9. Mai
Lesung 4-6
Gregor war ein vornehmer Kappadozier; wegen seiner ungewöhnlichen
Kenntnisse in der heiligen Wissenschaft erhielt er den Beinamen der
Theologe. Er wurde zu Nazianz in Kappadozien geboren; zu Athen erwarb er
sich zusammen mit dem heiligen Basilius ein umfassendes Wissen in allen
weltlichen Fächern; dann wandte er sich dem Studium der Heiligen
Schrift zu. Diesem Studium oblagen sie auch einige Jahre lang gemeinsam
in einem Kloster. Sie erklärten den Text nicht nach eigenem Gutdünken,
sondern stets im Geiste und nach dem Vorbilde der Väter. Da sie durch
Gelehrsamkeit und heiliges Leben sich auszeichneten, wurden sie bald mit
der Verkündigung des Evangeliums betraut und führten Christus sehr
viele Jünger zu. Nach einiger Zeit kehrte Gregor nach Kappadozien zurück. Dort wurde
er zunächst zum Bischof von Sasima gewählt. Später leitete er die Kirche
von Nazianz. Schließlich wurde er zur Leitung der Kirche von
Konstantinopel berufen. Er reinigte diese Stadt von Irrlehren und führte
sie wieder zum katholischen Glauben zurück. Das hätte ihm eigentlich
die höchste Anerkennung bei allen sichern müssen, statt dessen aber zog
er sich damit nur den Haß und Neid vieler zu. Auch unter den Bischöfen
entstand deshalb eine große Spaltung. Da legte er freiwillig sein
Bischofsamt nieder; wie der Prophet sprach er: Wenn um meinetwillen
dieser Sturm ausgebrochen ist, dann werft mich ins Meer, damit ihr nicht
länger hin und hergeschleudert werdet. Er kehrte nach Nazianz zurück,
übergab die Leitung dieser Kirche dem Eulalius und widmete sich nun ganz
der Betrachtung göttlicher Dinge und der Abfassung heiliger
Schriften. Er schrieb viele Bücher in Prosa und in Gedichtform; sie alle
beweisen seine bewundernswerte Frömmigkeit und seine Gewandtheit im
Ausdruck.
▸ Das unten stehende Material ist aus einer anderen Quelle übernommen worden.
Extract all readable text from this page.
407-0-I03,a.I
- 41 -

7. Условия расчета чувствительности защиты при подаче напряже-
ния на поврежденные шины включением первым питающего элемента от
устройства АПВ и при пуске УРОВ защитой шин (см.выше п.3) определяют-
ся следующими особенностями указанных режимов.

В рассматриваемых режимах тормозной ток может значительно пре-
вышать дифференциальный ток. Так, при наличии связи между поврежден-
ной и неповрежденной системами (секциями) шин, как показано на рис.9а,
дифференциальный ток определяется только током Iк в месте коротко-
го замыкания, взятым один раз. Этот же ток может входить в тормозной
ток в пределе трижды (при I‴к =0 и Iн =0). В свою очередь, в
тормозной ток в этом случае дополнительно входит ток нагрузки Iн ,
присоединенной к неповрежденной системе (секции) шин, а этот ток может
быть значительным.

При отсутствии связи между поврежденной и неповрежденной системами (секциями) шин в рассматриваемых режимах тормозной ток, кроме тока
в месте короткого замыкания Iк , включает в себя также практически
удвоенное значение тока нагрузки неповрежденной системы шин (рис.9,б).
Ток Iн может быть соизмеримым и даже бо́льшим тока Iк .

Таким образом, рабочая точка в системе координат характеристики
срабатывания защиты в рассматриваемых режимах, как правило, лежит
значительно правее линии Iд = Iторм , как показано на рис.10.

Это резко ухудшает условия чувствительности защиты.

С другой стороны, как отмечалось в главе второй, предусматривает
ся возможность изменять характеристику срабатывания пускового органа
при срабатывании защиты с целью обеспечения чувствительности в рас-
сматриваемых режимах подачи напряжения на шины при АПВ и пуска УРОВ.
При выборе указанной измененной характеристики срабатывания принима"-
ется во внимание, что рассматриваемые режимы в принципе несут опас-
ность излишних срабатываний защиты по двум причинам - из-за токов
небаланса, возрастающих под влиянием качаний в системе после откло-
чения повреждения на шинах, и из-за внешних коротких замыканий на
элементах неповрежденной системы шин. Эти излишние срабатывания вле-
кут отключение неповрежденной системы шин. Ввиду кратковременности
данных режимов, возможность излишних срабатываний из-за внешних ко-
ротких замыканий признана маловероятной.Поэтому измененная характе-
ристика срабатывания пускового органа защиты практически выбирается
Nach dem Urteil gelehrter, heiliger Männer findet sich darin
nicht das Geringste, was mit der echten Frömmigkeit und mit der
katholischen Wahrheit nicht übereinstimmt; niemand kann
vernünftigerweise darin etwas angreifen. Er war ein eifriger Vorkämpfer
für die Lehre von der Wesensgleichheit des Sohnes mit dem Vater. Wie es
ihm niemand zuvortat, was sein heiliges Leben betifft, so übertraf er
auch alle durch die Macht seiner Rede. So lebte er also zurückgezogen
auf dem Lande wie ein Mönch und oblag dem Studium und der
Schriftstellerei. Unter dem Kaiser Theodosius ging er in hohem
Greisenalter in den Himmel ein.
(aus dem Deutschen Brevier übersetzt von Dr. Johann Schenk 1937)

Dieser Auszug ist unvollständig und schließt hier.